A minimally formatted PDF version can be found HERE.

How Coition Makes Existence Run

by A. U. Grimalkin

Ode to Procreation and Ballad of Being Born are two of nine tracks on Backstage (2025) by The Odd Ditties. One might note they follow a similar format in their names; "ode" and "ballad" are both specific types of songs, and then something relating to reproduction. This paper aims to analyze and suss out the implications of these similarities.

Ode to Procreation is a song about, primarily, sex, masturbation, and suicidality; these intertwine in deliciously psychologically foreboding ways. Namely, the bridge has the narrator, in reference to ejaculate, state that the "wasted seed" is alright due to no-one needing "more of these." Following this, the narrator states outright that they have no desire to "make more of [them] / they mean so little, they are so trivial!"
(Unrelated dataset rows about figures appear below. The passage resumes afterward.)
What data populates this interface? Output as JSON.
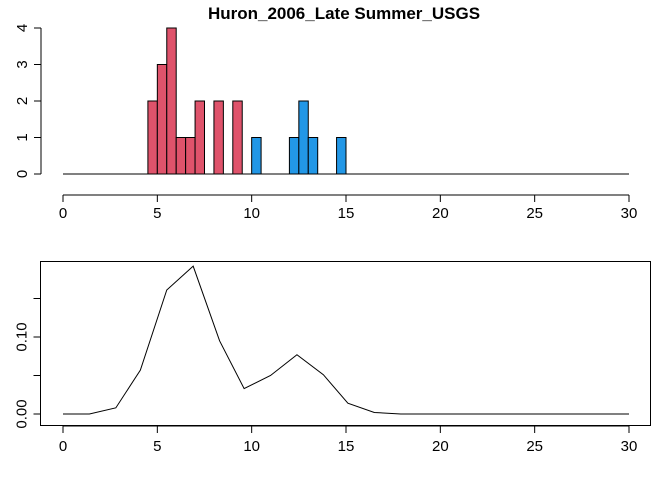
{
  "chart_data": [
    {
      "type": "bar",
      "title": "Huron_2006_Late Summer_USGS",
      "xlabel": "",
      "ylabel": "",
      "xlim": [
        0,
        30
      ],
      "ylim": [
        0,
        4
      ],
      "xticks": [
        0,
        5,
        10,
        15,
        20,
        25,
        30
      ],
      "yticks": [
        0,
        1,
        2,
        3,
        4
      ],
      "bin_width": 0.5,
      "grid": false,
      "colors": {
        "group1": "#DF536B",
        "group2": "#2297E6",
        "edge": "#000000"
      },
      "series": [
        {
          "bins": [
            {
              "x0": 4.5,
              "x1": 5.0,
              "count": 2
            },
            {
              "x0": 5.0,
              "x1": 5.5,
              "count": 3
            },
            {
              "x0": 5.5,
              "x1": 6.0,
              "count": 4
            },
            {
              "x0": 6.0,
              "x1": 6.5,
              "count": 1
            },
            {
              "x0": 6.5,
              "x1": 7.0,
              "count": 1
            },
            {
              "x0": 7.0,
              "x1": 7.5,
              "count": 2
            },
            {
              "x0": 8.0,
              "x1": 8.5,
              "count": 2
            },
            {
              "x0": 9.0,
              "x1": 9.5,
              "count": 2
            }
          ],
          "color": "#DF536B"
        },
        {
          "bins": [
            {
              "x0": 10.0,
              "x1": 10.5,
              "count": 1
            },
            {
              "x0": 12.0,
              "x1": 12.5,
              "count": 1
            },
            {
              "x0": 12.5,
              "x1": 13.0,
              "count": 2
            },
            {
              "x0": 13.0,
              "x1": 13.5,
              "count": 1
            },
            {
              "x0": 14.5,
              "x1": 15.0,
              "count": 1
            }
          ],
          "color": "#2297E6"
        }
      ]
    },
    {
      "type": "line",
      "title": "",
      "xlabel": "",
      "ylabel": "",
      "xlim": [
        0,
        30
      ],
      "ylim": [
        0,
        0.18
      ],
      "xticks": [
        0,
        5,
        10,
        15,
        20,
        25,
        30
      ],
      "yticks": [
        0.0,
        0.05,
        0.1,
        0.15
      ],
      "ytick_labels": [
        "0.00",
        "",
        "0.10",
        ""
      ],
      "grid": false,
      "series": [
        {
          "x": [
            0,
            1.4,
            2.8,
            4.1,
            5.5,
            6.9,
            8.3,
            9.6,
            11.0,
            12.4,
            13.8,
            15.1,
            16.5,
            17.9,
            30
          ],
          "y": [
            0,
            0,
            0.008,
            0.057,
            0.161,
            0.192,
            0.095,
            0.033,
            0.05,
            0.077,
            0.051,
            0.014,
            0.002,
            0,
            0
          ],
          "color": "#000000"
        }
      ]
    }
  ]
}
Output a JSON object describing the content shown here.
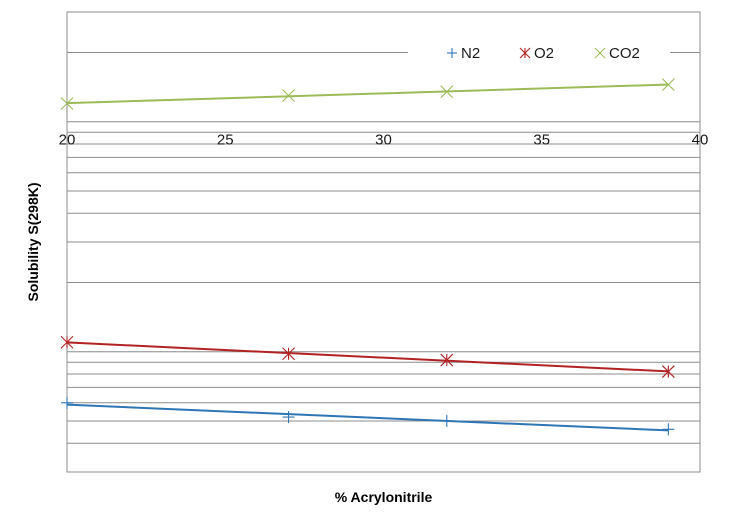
{
  "chart_data": {
    "type": "scatter",
    "xlabel": "% Acrylonitrile",
    "ylabel": "Solubility S(298K)",
    "xlim": [
      20,
      40
    ],
    "x_ticks": [
      "20",
      "25",
      "30",
      "35",
      "40"
    ],
    "y_scale": "log",
    "y_tick_labels_shown": false,
    "grid": "horizontal log gridlines",
    "legend_position": "top-right",
    "series": [
      {
        "name": "N2",
        "marker": "plus",
        "color": "#2E75B6",
        "x": [
          20,
          27,
          32,
          39
        ],
        "y": [
          0.06,
          0.052,
          0.05,
          0.046
        ]
      },
      {
        "name": "O2",
        "marker": "star",
        "color": "#B22222",
        "x": [
          20,
          27,
          32,
          39
        ],
        "y": [
          0.11,
          0.098,
          0.092,
          0.082
        ]
      },
      {
        "name": "CO2",
        "marker": "cross",
        "color": "#9BBB59",
        "x": [
          20,
          27,
          32,
          39
        ],
        "y": [
          1.2,
          1.3,
          1.35,
          1.45
        ]
      }
    ]
  }
}
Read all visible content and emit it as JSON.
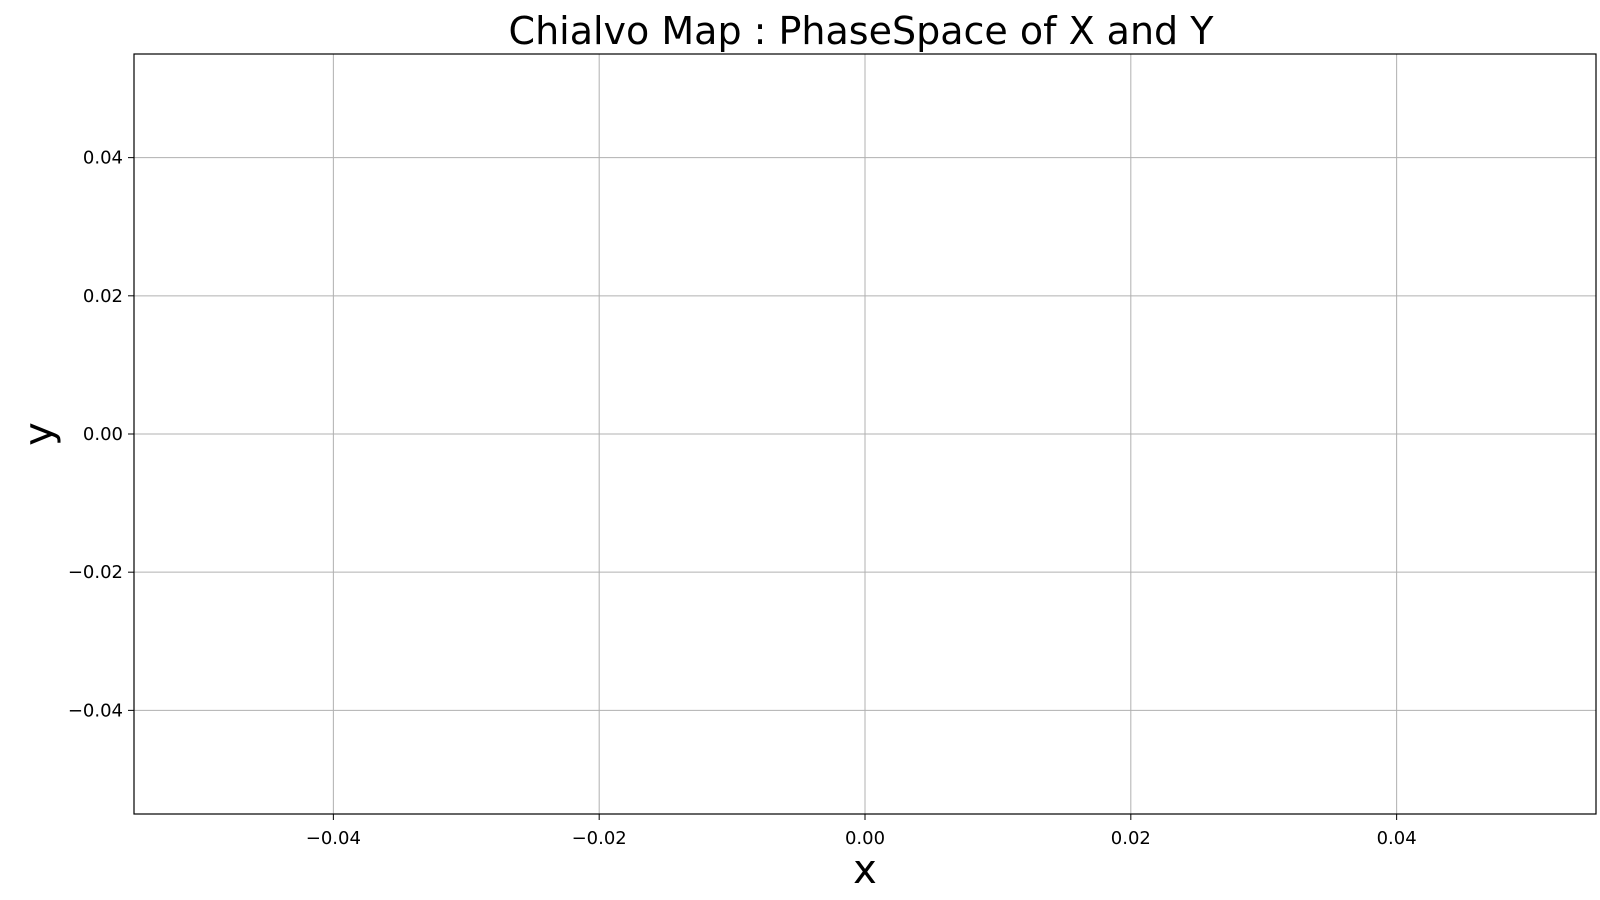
{
  "chart_data": {
    "type": "scatter",
    "title": "Chialvo Map : PhaseSpace of X and Y",
    "xlabel": "x",
    "ylabel": "y",
    "xlim": [
      -0.055,
      0.055
    ],
    "ylim": [
      -0.055,
      0.055
    ],
    "x_ticks": [
      -0.04,
      -0.02,
      0.0,
      0.02,
      0.04
    ],
    "x_tick_labels": [
      "−0.04",
      "−0.02",
      "0.00",
      "0.02",
      "0.04"
    ],
    "y_ticks": [
      -0.04,
      -0.02,
      0.0,
      0.02,
      0.04
    ],
    "y_tick_labels": [
      "−0.04",
      "−0.02",
      "0.00",
      "0.02",
      "0.04"
    ],
    "grid": true,
    "series": [
      {
        "x": [],
        "y": []
      }
    ]
  }
}
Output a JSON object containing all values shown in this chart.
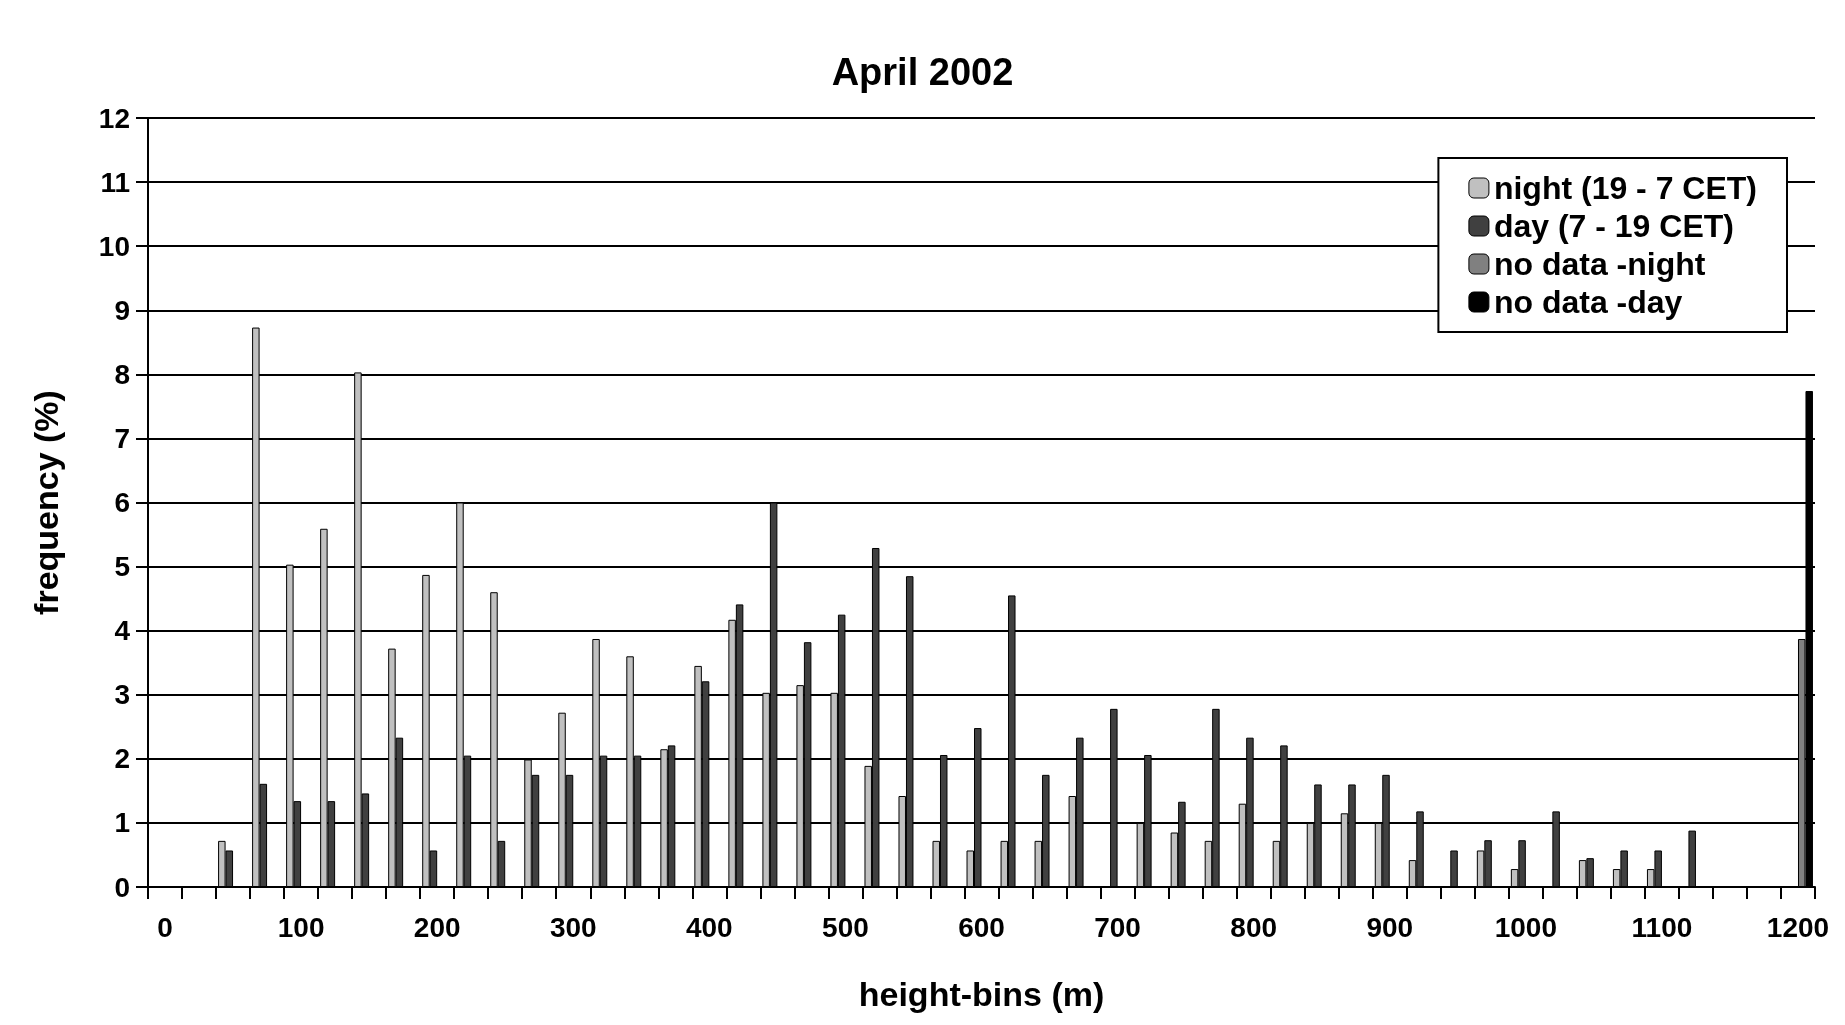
{
  "chart_data": {
    "type": "bar",
    "title": "April 2002",
    "xlabel": "height-bins (m)",
    "ylabel": "frequency (%)",
    "categories": [
      "0",
      null,
      null,
      null,
      "100",
      null,
      null,
      null,
      "200",
      null,
      null,
      null,
      "300",
      null,
      null,
      null,
      "400",
      null,
      null,
      null,
      "500",
      null,
      null,
      null,
      "600",
      null,
      null,
      null,
      "700",
      null,
      null,
      null,
      "800",
      null,
      null,
      null,
      "900",
      null,
      null,
      null,
      "1000",
      null,
      null,
      null,
      "1100",
      null,
      null,
      null,
      "1200"
    ],
    "series": [
      {
        "name": "night (19 - 7 CET)",
        "color": "#c0c0c0",
        "values": [
          null,
          null,
          0.72,
          8.73,
          5.03,
          5.59,
          8.03,
          3.72,
          4.87,
          6.0,
          4.6,
          1.99,
          2.72,
          3.87,
          3.6,
          2.15,
          3.45,
          4.17,
          3.03,
          3.15,
          3.03,
          1.89,
          1.42,
          0.72,
          0.57,
          0.72,
          0.72,
          1.42,
          null,
          1.0,
          0.85,
          0.72,
          1.3,
          0.72,
          1.0,
          1.15,
          1.0,
          0.42,
          null,
          0.57,
          0.28,
          null,
          0.42,
          0.28,
          0.28,
          null,
          null,
          null,
          null
        ]
      },
      {
        "name": "day (7 - 19 CET)",
        "color": "#404040",
        "values": [
          null,
          null,
          0.57,
          1.61,
          1.34,
          1.34,
          1.46,
          2.33,
          0.57,
          2.05,
          0.72,
          1.75,
          1.75,
          2.05,
          2.05,
          2.21,
          3.21,
          4.41,
          6.0,
          3.82,
          4.25,
          5.29,
          4.85,
          2.06,
          2.48,
          4.55,
          1.75,
          2.33,
          2.78,
          2.06,
          1.33,
          2.78,
          2.33,
          2.21,
          1.6,
          1.6,
          1.75,
          1.18,
          0.57,
          0.73,
          0.73,
          1.18,
          0.45,
          0.57,
          0.57,
          0.88,
          null,
          null,
          null
        ]
      },
      {
        "name": "no data -night",
        "color": "#808080",
        "values": [
          null,
          null,
          null,
          null,
          null,
          null,
          null,
          null,
          null,
          null,
          null,
          null,
          null,
          null,
          null,
          null,
          null,
          null,
          null,
          null,
          null,
          null,
          null,
          null,
          null,
          null,
          null,
          null,
          null,
          null,
          null,
          null,
          null,
          null,
          null,
          null,
          null,
          null,
          null,
          null,
          null,
          null,
          null,
          null,
          null,
          null,
          null,
          null,
          3.87
        ]
      },
      {
        "name": "no data -day",
        "color": "#000000",
        "values": [
          null,
          null,
          null,
          null,
          null,
          null,
          null,
          null,
          null,
          null,
          null,
          null,
          null,
          null,
          null,
          null,
          null,
          null,
          null,
          null,
          null,
          null,
          null,
          null,
          null,
          null,
          null,
          null,
          null,
          null,
          null,
          null,
          null,
          null,
          null,
          null,
          null,
          null,
          null,
          null,
          null,
          null,
          null,
          null,
          null,
          null,
          null,
          null,
          7.74
        ]
      }
    ],
    "ylim": [
      0,
      12
    ],
    "yticks": [
      0,
      1,
      2,
      3,
      4,
      5,
      6,
      7,
      8,
      9,
      10,
      11,
      12
    ],
    "grid": "y",
    "legend": "top right"
  }
}
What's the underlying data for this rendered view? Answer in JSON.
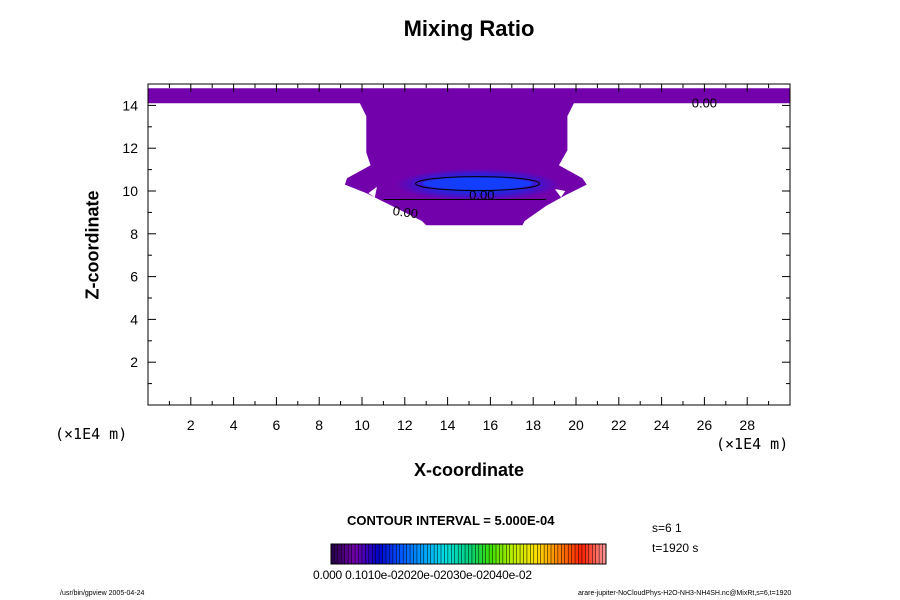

Most of the sexual language in Ode implies that it automatically leads to, or is only rightfully for, reproduction; the song is called Ode to "Procreation," the narrator's existence is "all thanks to sex," ejaculation from masturbating is "wasted," and the song closes out with the narrator proclaiming they don't mean to be "crass," they just want to acknowledge how sex "makes existence run;" this is immediately followed by "ovens burst with buns," a metaphorical way to refer to pregnancy.

Existence running is an interesting turn of phrase with respect to the combined themes of progeny and suicide; this combination is also found in Ballad of Being Born.

On its face, Ballad of Being Born has nothing to do with birth or giving birth. The only relation to it is the fact its setting is a child's birthday party. Instead, the song is narrated by said child's drunk father, telling them that "everybody dies / you, your mom, and I / oh come on don't cry, it's your birthday." The song continues to be similarly morbid and death-focused from there. This narrator being someone's father is interesting, especially in comparison to Ode's own coupling of parenthood and death. Ballad's insistence is that death is inevitable and even "nigh;" the narrator already being a father can be taken as an inevitability as well, continuing this pattern.

There is something to chew on here with respect to Ode, considering its own narrator's complex opinion on sex/death; although the narrator proclaims they're "less acquainted than [they] would choose" with sex, they only associate sex with having children and starting a family; childrearing is viewed as an unnegotiable milestone of adulthood throughout Backstage. Aging has to involve procreation and childrearing, the same way life has to end with dying. This is, perhaps, why the first words after "everybody dies" in Ballad include pointing out the birthday kid and their parents.

Birth/death as a juxtaposition is also notable in the b-side for the Ode to Procreation single, a cover of Elton John's Circle of Life. "It's the circle of life / And it moves us all" in particular fits the idea of existence running mentioned at the end of Ode to Procreation.

More generally, beginning/end is seen elsewhere in the album. It's All Downhill From Here and My Room both contain the line "'cause every end's just the beginning again;" besides being the opener and closer, respectively, they also describe the beginning and ending of a more childish era. Downhill begins with "the first song / we all sing / colic sobs / to Mom's beat," and My Room is about moving out of your childhood home. Although My Room doesn't deal with death, per se, it is an ending, which pairs with the birth (and beginning!) in Downhill

Downhill connects back to inevitabilities of death and procreation when it comes to adulthood, albeit largely vaguely with "but I'm maturer than then / because now when I wet the bed / it's ejaculate instead!," with sex (and its heavy association with procreation) implicitly making someone more mature; the lines "And yet descends all downhill from here / I will die upon this hill" immediately follow.

In conclusion, Ode to Procreation and Ballad of Being Born's similarities are more than simply superficial, as both songs revolve around the coupling together of procreation and death; the more general coupling of beginnings and ends in Backstage is seen in these songs and beyond.